Germany, Austria, the Netherlands and Sweden are entitled to a reduction in their share of the financing of the correction in favour of the United Kingdom, which is reduced to one quarter of its normal value.

Collection of own resources

The method for collecting own resources will continue to be determined by national provisions. The Commission will carry out a regular examination of those provisions. The Member States will regularly inform the Commission of any anomalies having a financial impact with respect to collection.

REFERENCES

ActEntry into force - Date of expiryDeadline for transposition in the Member StatesOfficial Journal
Decision 2007/436/EC, Euratom--OJ L 163 of 23.6.2007

RELATED ACTS

Council Regulation (EC, Euratom) No 1287/2003 of 15 July 2003 on the harmonisation of gross national income at market prices (GNI Regulation) [Official Journal L 181 of 19.07.2003].
A growing share of the European Communities' own resources is based on gross national income at market prices. The Regulation further reinforces the comparability, reliability and exhaustiveness of this aggregate.

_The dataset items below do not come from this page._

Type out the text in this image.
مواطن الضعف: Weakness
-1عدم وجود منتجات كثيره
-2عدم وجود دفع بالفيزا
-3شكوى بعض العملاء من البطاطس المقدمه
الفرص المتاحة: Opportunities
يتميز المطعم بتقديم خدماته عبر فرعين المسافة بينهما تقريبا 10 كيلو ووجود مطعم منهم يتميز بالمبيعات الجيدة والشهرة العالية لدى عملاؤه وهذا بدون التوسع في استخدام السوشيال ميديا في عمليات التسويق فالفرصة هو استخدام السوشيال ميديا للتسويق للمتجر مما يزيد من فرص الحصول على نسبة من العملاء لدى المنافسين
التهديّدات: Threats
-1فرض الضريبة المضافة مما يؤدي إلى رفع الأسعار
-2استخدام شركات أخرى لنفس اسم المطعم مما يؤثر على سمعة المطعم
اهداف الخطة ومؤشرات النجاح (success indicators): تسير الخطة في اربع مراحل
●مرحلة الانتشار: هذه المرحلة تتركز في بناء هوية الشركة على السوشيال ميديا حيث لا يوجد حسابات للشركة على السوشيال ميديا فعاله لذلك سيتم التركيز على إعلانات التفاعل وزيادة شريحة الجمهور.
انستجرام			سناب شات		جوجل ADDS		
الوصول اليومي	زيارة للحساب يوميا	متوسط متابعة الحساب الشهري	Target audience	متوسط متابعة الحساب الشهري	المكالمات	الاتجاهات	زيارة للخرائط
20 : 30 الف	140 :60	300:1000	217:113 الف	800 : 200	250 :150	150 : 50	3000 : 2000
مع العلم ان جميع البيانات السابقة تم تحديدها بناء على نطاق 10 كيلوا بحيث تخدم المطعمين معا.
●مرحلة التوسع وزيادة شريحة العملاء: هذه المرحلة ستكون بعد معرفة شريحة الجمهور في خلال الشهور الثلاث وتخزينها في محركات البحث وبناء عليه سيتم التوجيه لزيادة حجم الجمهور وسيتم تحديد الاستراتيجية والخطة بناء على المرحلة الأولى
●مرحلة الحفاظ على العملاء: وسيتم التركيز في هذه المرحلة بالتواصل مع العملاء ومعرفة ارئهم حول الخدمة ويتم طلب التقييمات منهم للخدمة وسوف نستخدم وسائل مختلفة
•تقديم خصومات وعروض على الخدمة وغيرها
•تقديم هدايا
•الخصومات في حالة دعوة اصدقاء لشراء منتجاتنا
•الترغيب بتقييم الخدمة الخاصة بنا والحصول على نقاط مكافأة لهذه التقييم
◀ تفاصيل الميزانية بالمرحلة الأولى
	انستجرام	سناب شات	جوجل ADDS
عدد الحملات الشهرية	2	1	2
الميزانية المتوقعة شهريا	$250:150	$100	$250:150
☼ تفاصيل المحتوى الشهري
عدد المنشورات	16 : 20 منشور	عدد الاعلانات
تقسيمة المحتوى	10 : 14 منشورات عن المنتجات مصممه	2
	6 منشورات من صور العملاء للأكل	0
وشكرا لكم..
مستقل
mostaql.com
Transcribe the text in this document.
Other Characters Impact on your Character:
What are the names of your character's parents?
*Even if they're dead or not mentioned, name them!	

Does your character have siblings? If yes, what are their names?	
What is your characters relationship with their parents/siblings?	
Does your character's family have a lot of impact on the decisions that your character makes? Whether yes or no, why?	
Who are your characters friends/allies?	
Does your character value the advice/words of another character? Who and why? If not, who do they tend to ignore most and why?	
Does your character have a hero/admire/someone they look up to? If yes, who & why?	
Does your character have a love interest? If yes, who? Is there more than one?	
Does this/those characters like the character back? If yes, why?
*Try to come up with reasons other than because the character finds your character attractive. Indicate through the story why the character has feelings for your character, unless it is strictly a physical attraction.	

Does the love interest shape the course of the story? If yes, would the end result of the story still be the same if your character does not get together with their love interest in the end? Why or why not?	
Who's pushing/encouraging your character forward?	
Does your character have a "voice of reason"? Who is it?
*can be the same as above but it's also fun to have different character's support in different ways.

Commission Decision 97/245/EC, Euratom of 20 March 1997 laying down the arrangements for the transmission of information to the Commission by the Member States under the Communities' own resources system [Official Journal L 97 of 12.4.1997].
See consolidated version

Council Regulation (EEC, Euratom) No 1553/89 on the definitive uniform arrangements for the collection of own resources accruing from value added tax [Official Journal L 155 of 7.6.1989].
The Regulation lays down a single method for determining the VAT bases in a uniform manner.
See consolidated version

Follow-up reports:

Commission report on the follow-up of traditional own resources in cases of fraud and irregularities [COM(2004)850 final - Not yet published in the Official Journal].
Under Regulation (EC) No 1150/2000, Member States are required to inform the Commission of cases of fraud or irregularity with a potential financial impact of over 10 000. The report reviews the situation as regards the system for recovering unpaid customs duties. Such duties form part of the own resources allocated directly to the Community budget. The Member States are responsible for the procedures for recovering customs debt under the control of the Commission. The Commission notes that amounts not recovered are relatively small compared with the total amount involved (160 million).

Commission report to the Council and the European Parliament: Fifth report under Article 12 of Regulation (EEC, Euratom) No 1553/89 on VAT collection and control procedures [COM(2004)855 final - Not published in the Official Journal].
Every three years the Commission draws up a report analysing the procedures applied by Member States for registering taxable persons and for determining and collecting VAT. It also analyses the modalities and results of their VAT control systems and suggests improvements.